After landing in the late afternoon light, Chuck, the chief pilot, helps me load Mario into our old Chevy van to drive him to the small hospital for X-rays. The doctor tells us, “His interior organs are damaged. He needs to go to Tuxtla.”
We can’t fly at night; we must take him down the mountain in the van. So again we load him in and soon we’re on our way down the winding road. I think, Antonio must feel helpless in the hands of strangers who are struggling to save his brother’s life. I sit in the back next to the patient, feeling his heaving chest and listening to his hoarse, shallow breathing.
Then white foam bubbles out of his mouth—his lungs must be filling with fluid! I tell Chuck to drive faster. Then his breathing stops.
Antonio asks me in broken Spanish, “Will we get there in time?”
“We’ll try our best.”
Then I realize he’s gone. Antonio begs us to continue on to Tuxtla, but Chuck tells him, “There’s nothing we can do; it’s too late. We’ll have to go back to San Cristobal. If there’s still a little bit of life in him when we arrive, we’ll see the doctor again.”

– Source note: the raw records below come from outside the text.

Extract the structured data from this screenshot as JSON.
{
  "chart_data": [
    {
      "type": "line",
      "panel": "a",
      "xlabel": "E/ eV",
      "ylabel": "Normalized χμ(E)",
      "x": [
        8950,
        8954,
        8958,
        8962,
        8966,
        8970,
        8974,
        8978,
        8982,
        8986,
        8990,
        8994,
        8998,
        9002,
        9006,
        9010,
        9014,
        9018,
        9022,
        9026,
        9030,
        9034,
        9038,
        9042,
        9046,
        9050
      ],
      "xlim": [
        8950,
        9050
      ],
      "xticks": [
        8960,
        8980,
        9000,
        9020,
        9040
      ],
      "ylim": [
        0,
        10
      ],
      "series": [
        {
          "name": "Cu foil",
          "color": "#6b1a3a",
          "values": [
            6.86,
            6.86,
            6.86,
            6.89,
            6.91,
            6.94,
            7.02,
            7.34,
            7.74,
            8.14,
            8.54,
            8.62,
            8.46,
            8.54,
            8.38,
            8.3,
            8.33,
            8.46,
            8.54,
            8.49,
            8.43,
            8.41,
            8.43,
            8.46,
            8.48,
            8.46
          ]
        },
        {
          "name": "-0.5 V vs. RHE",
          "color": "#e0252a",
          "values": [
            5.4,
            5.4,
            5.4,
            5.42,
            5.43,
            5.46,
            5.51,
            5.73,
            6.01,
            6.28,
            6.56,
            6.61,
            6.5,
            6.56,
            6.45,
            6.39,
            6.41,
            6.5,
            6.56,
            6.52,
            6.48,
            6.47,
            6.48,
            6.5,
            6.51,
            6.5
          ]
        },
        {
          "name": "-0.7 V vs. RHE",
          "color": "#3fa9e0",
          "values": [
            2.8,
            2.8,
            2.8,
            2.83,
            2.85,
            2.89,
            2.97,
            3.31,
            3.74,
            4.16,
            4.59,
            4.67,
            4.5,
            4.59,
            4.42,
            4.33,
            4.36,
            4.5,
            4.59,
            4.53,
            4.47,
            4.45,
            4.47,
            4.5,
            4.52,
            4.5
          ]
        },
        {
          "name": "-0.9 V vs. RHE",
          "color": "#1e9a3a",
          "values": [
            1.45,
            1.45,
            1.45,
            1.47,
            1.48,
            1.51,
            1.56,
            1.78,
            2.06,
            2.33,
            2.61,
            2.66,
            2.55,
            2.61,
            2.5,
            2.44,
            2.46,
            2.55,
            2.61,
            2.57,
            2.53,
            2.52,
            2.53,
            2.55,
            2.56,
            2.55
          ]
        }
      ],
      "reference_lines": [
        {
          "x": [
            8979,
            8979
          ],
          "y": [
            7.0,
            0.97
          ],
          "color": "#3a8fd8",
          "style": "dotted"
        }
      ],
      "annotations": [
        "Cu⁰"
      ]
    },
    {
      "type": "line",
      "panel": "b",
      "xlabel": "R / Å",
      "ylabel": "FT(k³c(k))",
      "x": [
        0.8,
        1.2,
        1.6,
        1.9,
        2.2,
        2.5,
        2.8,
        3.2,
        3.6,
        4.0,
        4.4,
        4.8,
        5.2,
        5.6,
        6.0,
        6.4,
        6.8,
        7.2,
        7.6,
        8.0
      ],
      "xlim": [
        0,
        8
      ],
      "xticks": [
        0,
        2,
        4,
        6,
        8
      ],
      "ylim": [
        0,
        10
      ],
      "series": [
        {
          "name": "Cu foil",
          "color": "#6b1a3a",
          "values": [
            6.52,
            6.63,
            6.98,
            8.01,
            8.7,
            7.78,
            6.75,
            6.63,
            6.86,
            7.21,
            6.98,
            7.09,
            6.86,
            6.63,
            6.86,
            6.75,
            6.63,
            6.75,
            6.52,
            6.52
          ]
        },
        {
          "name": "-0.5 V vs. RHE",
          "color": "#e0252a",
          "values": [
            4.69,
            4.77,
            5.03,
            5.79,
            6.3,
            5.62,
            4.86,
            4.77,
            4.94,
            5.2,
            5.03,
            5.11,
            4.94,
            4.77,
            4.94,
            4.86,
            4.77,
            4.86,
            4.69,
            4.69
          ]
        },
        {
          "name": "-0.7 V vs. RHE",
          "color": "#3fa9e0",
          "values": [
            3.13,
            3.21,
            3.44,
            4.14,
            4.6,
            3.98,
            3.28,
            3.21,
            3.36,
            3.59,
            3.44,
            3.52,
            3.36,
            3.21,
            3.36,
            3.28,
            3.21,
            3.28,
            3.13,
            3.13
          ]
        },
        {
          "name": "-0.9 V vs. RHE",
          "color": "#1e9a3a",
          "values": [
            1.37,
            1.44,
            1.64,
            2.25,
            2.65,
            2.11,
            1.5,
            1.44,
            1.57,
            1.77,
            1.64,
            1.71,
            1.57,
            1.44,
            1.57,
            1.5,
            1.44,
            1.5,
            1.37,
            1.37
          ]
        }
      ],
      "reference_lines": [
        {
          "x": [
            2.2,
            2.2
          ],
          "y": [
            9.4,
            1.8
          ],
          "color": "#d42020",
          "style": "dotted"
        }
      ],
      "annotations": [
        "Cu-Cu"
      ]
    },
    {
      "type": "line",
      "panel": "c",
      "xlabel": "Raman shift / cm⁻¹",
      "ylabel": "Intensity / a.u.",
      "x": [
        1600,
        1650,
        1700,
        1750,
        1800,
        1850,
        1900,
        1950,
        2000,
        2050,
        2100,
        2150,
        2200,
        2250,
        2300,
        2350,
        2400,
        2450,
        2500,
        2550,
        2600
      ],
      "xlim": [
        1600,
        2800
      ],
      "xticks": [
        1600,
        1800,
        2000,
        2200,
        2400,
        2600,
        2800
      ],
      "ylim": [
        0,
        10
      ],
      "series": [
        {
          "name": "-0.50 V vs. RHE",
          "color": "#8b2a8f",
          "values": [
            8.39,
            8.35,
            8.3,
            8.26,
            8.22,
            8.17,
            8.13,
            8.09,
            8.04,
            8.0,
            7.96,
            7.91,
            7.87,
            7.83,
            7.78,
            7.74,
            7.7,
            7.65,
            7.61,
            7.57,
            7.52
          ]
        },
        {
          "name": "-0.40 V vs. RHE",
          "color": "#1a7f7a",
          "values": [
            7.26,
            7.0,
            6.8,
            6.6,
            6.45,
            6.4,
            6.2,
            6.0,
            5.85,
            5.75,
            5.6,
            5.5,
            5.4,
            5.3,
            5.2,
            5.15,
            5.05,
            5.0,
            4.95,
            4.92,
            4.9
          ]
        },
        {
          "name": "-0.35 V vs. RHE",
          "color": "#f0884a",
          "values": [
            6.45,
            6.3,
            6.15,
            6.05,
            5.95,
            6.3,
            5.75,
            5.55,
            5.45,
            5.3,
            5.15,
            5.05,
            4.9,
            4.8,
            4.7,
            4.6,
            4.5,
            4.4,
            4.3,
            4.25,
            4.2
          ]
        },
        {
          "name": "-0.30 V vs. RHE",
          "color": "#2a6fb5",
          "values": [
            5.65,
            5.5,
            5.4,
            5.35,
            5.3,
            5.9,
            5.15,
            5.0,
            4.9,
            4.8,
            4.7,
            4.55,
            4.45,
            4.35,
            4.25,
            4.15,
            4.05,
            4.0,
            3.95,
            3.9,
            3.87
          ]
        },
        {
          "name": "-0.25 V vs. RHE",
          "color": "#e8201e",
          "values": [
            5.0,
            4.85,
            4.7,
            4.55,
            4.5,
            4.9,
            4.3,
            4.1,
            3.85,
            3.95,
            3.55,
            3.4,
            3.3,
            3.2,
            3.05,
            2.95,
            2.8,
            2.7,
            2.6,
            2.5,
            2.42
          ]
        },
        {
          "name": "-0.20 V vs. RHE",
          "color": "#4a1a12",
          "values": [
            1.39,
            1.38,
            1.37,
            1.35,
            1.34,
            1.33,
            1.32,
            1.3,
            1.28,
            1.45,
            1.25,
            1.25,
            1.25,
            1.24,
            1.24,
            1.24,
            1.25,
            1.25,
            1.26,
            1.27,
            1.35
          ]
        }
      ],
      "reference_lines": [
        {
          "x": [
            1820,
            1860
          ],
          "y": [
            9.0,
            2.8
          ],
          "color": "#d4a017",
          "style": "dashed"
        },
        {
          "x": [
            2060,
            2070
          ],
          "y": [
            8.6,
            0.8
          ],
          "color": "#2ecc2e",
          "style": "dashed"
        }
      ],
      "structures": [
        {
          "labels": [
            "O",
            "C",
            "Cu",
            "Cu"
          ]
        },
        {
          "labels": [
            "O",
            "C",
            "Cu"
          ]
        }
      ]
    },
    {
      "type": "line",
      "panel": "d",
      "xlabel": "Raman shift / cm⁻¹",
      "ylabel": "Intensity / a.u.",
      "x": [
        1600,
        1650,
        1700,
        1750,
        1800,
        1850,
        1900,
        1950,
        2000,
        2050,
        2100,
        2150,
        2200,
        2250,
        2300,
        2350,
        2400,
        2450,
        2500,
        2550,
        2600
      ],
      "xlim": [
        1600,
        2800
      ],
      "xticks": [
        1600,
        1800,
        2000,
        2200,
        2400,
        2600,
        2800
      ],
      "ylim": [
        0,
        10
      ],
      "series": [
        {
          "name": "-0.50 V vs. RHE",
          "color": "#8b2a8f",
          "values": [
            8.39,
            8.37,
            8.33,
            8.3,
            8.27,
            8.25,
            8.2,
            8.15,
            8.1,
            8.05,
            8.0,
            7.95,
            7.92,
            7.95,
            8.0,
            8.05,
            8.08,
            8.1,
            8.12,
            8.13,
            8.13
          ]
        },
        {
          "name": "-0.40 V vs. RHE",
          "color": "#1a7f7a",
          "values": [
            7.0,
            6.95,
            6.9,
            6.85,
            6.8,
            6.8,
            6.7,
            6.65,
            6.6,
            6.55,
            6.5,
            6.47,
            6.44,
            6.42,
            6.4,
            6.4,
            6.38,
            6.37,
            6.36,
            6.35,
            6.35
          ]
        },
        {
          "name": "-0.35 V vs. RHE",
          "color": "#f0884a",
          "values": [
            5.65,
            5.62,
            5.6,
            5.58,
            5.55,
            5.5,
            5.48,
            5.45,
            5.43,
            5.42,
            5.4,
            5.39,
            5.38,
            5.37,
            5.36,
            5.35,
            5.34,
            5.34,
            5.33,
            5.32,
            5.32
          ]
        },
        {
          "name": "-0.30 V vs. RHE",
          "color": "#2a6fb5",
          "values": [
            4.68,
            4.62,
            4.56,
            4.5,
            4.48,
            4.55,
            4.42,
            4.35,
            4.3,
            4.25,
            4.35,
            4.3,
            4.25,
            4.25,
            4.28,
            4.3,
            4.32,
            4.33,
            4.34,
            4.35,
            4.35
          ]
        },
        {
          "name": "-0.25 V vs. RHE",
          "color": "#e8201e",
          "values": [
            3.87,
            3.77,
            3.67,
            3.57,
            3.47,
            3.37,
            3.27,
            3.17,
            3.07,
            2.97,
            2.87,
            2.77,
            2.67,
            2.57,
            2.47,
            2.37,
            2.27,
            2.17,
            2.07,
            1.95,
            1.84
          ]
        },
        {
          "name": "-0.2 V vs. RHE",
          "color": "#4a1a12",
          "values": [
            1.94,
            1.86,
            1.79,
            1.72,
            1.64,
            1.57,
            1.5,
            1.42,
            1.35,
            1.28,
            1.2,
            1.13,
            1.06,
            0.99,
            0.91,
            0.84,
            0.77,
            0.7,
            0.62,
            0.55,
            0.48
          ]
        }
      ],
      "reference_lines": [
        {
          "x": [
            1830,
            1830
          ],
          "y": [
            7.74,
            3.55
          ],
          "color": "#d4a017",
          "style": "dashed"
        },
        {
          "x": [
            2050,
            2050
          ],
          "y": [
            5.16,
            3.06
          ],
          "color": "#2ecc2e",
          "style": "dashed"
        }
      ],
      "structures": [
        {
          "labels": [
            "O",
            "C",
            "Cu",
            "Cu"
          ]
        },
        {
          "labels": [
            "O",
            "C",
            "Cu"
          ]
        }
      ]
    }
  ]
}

We head back into town and rouse the doctor in the middle of the night to ask for a death certificate. He gives it to us, but we can’t quickly get the additional permit to transport the body back to Corralito so we’ll have to do it secretly. We drive into our darkened hangar and carefully lay the man onto the floor of the plane. His forlorn brother works to arrange the limp limbs before rigor mortis sets in. I get back to my hostel late, vomit, and then lie sleepless all night. It’s the first time I’ve seen a man die.
The next day at first light, Chuck takes off to fly the body back to Corralito. Antonio, dejected, sits in the copilot seat. I walk outside the hangar feeling the morning chill, my eyes following the plane as it climbs out over the valley—a tiny red dot silhouetted against the green mountains. I know something of grace in my life; I now pray grace for the dear, waiting family who must plan for a funeral. I trust that our work can continue here and that our flight service can help lighten the load for many of these Chiapanecos.